Multicolored lights draped from the ceiling. The scent of pine and mulling spices permeated the room. The fireplace crackled on one wall, inviting customers to sit in rocking chairs and drink the hot chocolate Molly provided free.
“Wade!” The tiny and pleasantly plump woman behind the counter came rushing out to wrap her arms around her oldest boy.
He leaned down to hug her as he’d always had to do, accepting the fussing as she straightened his hair and inspected him for signs of stress or fatigue. She always accused him of working too much. She was probably right, but he’d learned his work ethic from them. “Hey, Mama.”
“What a surprise to have you here so soon.
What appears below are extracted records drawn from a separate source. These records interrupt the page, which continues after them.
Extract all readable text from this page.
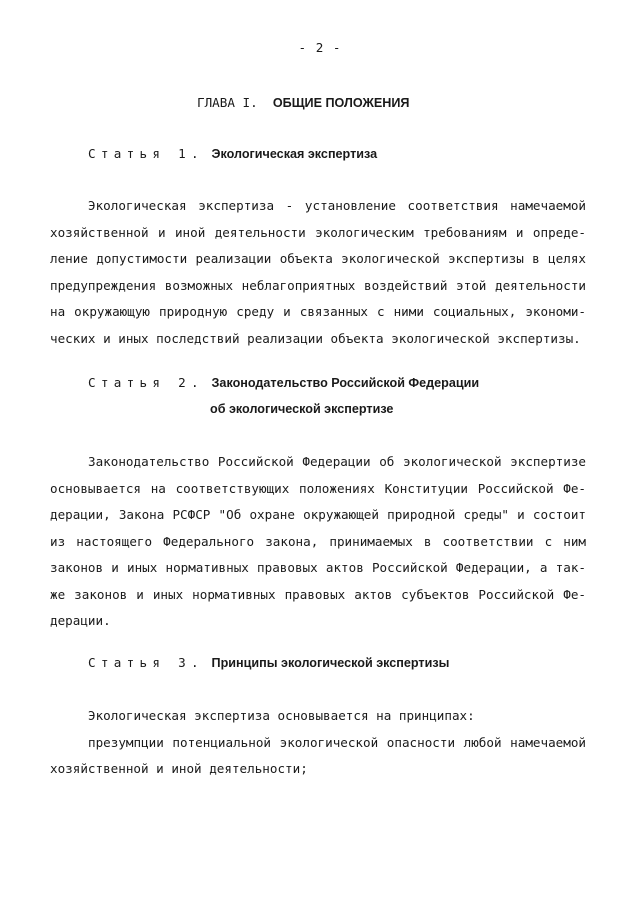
- 2 -
ГЛАВА I. ОБЩИЕ ПОЛОЖЕНИЯ
Статья 1. Экологическая экспертиза
Экологическая экспертиза - установление соответствия намечаемой
хозяйственной и иной деятельности экологическим требованиям и опреде-
ление допустимости реализации объекта экологической экспертизы в целях
предупреждения возможных неблагоприятных воздействий этой деятельности
на окружающую природную среду и связанных с ними социальных, экономи-
ческих и иных последствий реализации объекта экологической экспертизы.
Статья 2. Законодательство Российской Федерации
об экологической экспертизе
Законодательство Российской Федерации об экологической экспертизе
основывается на соответствующих положениях Конституции Российской Фе-
дерации, Закона РСФСР "Об охране окружающей природной среды" и состоит
из настоящего Федерального закона, принимаемых в соответствии с ним
законов и иных нормативных правовых актов Российской Федерации, а так-
же законов и иных нормативных правовых актов субъектов Российской Фе-
дерации.
Статья 3. Принципы экологической экспертизы
Экологическая экспертиза основывается на принципах:
презумпции потенциальной экологической опасности любой намечаемой
хозяйственной и иной деятельности;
Is this just a visit or are you here for the holiday?”
“For the duration.”
“That’s wonderful,” she said, her eyes twinkling with happiness and Christmas lights. “But wait.” She paused. “I thought Heath told me you were in Jamaica this week.”
“Plans changed. I’m here instead.”
“He’s checking up on us,” Ken called from the counter where he was pouring himself a cup of cider.
“I don’t care,” she called back. “I’ll take him however I can get him.” Molly hugged him again, then frowned at her son. “I don’t have anything prepared for dinner,” she said, aghast at the idea. “I wish I’d known you were coming. I was just going to feed your father a sandwich.”